Yahoo today held its annual shareholder meeting, and although the company touted its growth in some areas, it failed to discuss some of the hot-button issues on the minds of investors.
That was made clear by a shareholder who took aim at Yahoo CEO Carol Bartz during the meeting's question-and-answer session. The investor told Bartz that he wanted to discuss "the elephant in the room"--namely, recent rumors that Yahoo's board of directors is secretly considering replacing Bartz with another CEO.
Yahoo failed to discuss the rumor during the investors meeting, though chairman Roy Bostock said that the board "is very supportive of Carol and the management team."
Citing Yahoo's sub-$15 stock price, the investor told Bartz that the search for her replacement should be "expedited," and a replacement must be named sooner rather than later.
Bartz, seemingly perturbed, thanked the man for his statement and said that his comments were "certainly a downer."
In an e-mailed statement to CNET, a Yahoo spokesperson said that the company is not searching for a replacement for Bartz.
"Rumors suggesting there is or has been any sort of search for a replacement to Carol are categorically untrue," the spokesperson said.
What about Hulu?
Earlier this week, the Los Angeles Times cited a source who claimed Yahoo had approached Hulu to acquire the video provider, though details related to the deal were not disclosed. Hulu wasn't considering a sale at the time of the bid, but it has now reportedly enlisted the help of two investment banks to find a potential suitor.
Bartz stopped short of discussing a Hulu buyout at today's investor meeting, but she did mention the company when discussing Yahoo's shows. Bartz said that "8 out of the top 10 original video programs on the Web" come from Yahoo and the company's entire catalog of 20 Web shows "have more viewers than all of Hulu."
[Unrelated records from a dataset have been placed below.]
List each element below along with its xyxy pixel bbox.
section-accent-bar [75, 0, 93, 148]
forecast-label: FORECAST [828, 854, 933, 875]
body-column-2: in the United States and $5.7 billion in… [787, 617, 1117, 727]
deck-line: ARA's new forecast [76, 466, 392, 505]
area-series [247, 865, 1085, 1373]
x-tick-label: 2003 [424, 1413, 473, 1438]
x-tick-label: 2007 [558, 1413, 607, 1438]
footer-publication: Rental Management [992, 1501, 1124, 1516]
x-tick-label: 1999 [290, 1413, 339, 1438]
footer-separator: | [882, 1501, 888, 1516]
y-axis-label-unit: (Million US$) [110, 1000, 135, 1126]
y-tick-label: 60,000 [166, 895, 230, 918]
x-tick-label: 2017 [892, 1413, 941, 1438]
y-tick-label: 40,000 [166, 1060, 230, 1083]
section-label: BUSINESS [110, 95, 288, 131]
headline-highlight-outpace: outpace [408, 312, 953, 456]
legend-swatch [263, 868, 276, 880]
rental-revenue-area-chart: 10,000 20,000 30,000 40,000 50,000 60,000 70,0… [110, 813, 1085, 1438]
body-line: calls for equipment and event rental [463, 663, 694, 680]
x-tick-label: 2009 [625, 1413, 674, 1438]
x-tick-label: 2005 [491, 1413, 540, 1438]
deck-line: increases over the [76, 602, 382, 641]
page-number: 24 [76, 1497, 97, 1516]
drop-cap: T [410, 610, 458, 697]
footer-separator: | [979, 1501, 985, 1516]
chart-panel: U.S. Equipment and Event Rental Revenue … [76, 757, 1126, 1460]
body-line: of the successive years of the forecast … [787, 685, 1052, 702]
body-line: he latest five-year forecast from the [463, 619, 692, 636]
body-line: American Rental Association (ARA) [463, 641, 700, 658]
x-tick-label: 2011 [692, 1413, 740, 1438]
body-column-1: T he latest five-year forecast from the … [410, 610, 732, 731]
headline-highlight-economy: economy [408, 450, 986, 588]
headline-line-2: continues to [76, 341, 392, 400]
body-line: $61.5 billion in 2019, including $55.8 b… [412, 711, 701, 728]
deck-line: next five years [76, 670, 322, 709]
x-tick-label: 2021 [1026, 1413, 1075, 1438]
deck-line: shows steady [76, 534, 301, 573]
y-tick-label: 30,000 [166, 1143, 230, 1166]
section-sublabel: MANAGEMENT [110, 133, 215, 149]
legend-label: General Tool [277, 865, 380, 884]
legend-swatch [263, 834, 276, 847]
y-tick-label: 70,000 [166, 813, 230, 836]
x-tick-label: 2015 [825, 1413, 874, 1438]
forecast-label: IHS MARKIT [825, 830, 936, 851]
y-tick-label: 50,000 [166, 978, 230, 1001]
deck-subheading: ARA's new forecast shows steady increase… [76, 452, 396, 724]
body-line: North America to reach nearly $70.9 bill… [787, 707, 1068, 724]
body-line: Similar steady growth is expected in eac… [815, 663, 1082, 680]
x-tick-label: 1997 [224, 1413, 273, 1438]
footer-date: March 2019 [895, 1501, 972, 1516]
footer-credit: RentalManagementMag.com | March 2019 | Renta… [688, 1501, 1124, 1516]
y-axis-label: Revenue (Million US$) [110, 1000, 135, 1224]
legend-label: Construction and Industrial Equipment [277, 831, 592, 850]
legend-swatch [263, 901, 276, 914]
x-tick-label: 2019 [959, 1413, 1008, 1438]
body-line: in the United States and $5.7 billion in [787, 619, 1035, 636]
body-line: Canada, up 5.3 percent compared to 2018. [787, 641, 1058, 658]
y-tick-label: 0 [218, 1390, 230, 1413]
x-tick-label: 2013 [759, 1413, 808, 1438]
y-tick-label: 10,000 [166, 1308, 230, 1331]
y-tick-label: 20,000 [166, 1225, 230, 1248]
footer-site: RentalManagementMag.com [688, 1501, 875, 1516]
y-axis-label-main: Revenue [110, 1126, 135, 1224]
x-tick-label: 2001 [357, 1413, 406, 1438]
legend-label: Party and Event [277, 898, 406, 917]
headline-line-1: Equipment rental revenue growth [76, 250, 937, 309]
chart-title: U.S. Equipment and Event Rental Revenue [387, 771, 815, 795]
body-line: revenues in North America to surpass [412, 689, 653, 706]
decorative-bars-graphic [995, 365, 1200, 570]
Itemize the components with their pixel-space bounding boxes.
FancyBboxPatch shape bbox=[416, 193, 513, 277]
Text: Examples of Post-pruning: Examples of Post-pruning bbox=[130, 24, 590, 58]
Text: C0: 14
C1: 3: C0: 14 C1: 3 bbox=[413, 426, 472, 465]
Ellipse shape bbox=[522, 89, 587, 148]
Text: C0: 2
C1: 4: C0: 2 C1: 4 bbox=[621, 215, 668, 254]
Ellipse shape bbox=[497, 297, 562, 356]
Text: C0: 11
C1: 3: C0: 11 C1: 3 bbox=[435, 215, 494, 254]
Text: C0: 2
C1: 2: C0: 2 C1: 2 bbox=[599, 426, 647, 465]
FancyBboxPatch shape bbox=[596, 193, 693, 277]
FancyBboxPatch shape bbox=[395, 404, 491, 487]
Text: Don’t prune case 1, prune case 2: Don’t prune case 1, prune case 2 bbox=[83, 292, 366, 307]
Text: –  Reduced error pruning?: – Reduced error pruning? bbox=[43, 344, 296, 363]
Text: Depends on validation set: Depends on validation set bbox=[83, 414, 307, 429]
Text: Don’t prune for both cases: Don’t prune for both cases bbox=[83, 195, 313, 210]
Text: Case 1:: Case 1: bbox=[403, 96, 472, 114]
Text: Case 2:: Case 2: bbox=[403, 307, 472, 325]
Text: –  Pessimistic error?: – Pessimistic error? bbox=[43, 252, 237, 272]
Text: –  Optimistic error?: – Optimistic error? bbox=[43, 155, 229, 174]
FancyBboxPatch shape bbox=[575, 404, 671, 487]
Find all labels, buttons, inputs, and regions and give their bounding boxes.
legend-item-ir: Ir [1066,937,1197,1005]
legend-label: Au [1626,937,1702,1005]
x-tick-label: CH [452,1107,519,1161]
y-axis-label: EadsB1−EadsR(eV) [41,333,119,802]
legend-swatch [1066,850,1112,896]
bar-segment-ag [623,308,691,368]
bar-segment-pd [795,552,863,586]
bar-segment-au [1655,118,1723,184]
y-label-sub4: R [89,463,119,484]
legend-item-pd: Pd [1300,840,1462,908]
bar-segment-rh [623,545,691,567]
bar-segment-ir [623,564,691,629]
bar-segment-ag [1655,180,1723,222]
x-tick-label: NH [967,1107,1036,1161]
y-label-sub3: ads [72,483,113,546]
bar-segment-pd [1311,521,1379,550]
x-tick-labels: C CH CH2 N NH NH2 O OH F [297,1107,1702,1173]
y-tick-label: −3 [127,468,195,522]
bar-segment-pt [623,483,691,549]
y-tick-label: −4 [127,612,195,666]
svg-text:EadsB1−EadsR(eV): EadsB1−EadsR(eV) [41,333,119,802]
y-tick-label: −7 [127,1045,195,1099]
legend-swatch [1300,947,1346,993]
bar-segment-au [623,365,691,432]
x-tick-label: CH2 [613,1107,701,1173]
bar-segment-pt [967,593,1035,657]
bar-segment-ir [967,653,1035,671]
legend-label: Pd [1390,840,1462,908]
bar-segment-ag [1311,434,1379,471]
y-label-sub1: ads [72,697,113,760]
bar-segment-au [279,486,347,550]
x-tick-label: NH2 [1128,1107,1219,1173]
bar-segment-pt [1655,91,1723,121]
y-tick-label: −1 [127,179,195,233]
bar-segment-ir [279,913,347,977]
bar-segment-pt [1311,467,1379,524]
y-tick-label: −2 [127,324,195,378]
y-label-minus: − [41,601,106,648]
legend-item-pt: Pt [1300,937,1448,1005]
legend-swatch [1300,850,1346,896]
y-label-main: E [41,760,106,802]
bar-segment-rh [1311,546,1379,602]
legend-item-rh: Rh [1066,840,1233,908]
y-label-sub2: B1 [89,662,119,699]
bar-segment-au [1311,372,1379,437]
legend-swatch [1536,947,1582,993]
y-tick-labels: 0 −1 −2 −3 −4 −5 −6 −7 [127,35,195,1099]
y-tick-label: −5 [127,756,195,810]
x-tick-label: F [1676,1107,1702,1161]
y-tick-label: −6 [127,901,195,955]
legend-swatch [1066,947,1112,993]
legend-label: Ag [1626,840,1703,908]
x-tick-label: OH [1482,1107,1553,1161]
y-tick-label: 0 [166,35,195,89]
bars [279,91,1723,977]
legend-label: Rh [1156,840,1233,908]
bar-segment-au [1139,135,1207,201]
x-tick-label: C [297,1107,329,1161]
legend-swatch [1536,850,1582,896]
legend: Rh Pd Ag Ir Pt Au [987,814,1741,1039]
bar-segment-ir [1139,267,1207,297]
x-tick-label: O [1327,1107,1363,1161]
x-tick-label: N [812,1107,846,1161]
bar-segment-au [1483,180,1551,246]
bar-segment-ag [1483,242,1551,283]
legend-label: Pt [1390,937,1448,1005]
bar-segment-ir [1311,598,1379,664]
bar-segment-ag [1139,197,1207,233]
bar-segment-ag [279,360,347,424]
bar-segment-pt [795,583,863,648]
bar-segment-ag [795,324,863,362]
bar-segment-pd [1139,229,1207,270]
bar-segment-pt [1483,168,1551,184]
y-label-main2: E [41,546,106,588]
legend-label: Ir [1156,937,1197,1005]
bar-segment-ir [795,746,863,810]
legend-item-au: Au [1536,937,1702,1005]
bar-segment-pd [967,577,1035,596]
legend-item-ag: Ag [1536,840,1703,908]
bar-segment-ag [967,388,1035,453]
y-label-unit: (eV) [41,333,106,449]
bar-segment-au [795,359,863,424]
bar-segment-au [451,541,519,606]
Aside from video, Bartz discussed several important metrics that she believes shows Yahoo is performing well across the Web. The CEO said the company now has 680 million users around the world. Nine of the company's properties, including Yahoo Finance and Yahoo Sports, are the most-popular Web sites in their respective focus areas, helping to make Yahoo.com the top U.S. Web property, she said.
"We stand alone as a premier digital-media company," Bartz said during her remarks.
Bartz, the savior?
Bartz became Yahoo CEO in 2009 at a tumultuous time in the company's history. Yahoo had turned down buyout requests from Microsoft, and its financial performance was plummeting. The board decided that the site's co-founder and then-CEO Jerry Yang, needed to be replaced.
During today's shareholder meeting, Bartz showed a "revenue growth" graph that outlined how the company's search and display advertising revenue had declined prior to her arrival. Since then, however, display-ad growth has turned positive, she said. In addition, the company's search revenue growth has slowed its decline, but it's still negative year-over-year.
Bartz acknowledged that Yahoo's search-revenue decline isn't a good thing, but she pointed out that the negative revenue was "expected," due to the agreement her company signed with Microsoft in 2009, paving the way for the software giant to power Yahoo Search. She explained that Yahoo currently gives 12 percent of its search revenue to Microsoft, and since that deal went into effect last year, comparisons between 2009 revenue when Yahoo wasn't paying the fee to Microsoft and last year when it was, are not necessarily fair.
Though some investors have disagreed with Bartz's handling of Yahoo, the company has become more profitable over the last couple years. At the end of 2008, Yahoo generated a profit of $418.5 million on $7.2 billion in revenue. In 2009, the company's profit jumped to $598 million on $6.4 billion in revenue, followed by a $1.2 billion profit last year on $6.3 billion of revenue.
However, as the aforementioned disgruntled investor pointed out in today's shareholder meeting, Bartz failed to discuss Yahoo's share price. The company's shares are now hovering at $14.90, and have remained relatively static over the last year, ranging between a low of $12.94 and a high of $18.84. Over the last five years, Yahoo's shares are down more than 52 percent.
Though Bartz acknowledged that more work needs to be done, she kept a brave face during the meeting, saying that she and her team have "made substantial progress in our plan to turn Yahoo around."
Looking ahead, Bartz said that Yahoo plans to continue tailoring content to individual users. She said the company currently serves 45,000 versions of its home page to users every 5 minutes to help personalize the experience of using its site.
Yahoo is also working on launching 135 sites on the company's new publishing platform, which will make it easier for its content creators to get new stories to the site. So far, 50 sites have been transitioned to the platform. As part of that transition, Yahoo plans to launch 50 new sites around the world to increase user engagement.
In addition to Bartz's comments during today's shareholder meeting, Yahoo's investors also voted to keep the company's current board in place for another year. Most of the company's directors, including Jerry Yang, earned 90 percent approval from shareholders. Bartz and Borstock, however, secured 80 percent approval.
Update at 11:38 a.m. PT to include Yahoo statement on alleged CEO search.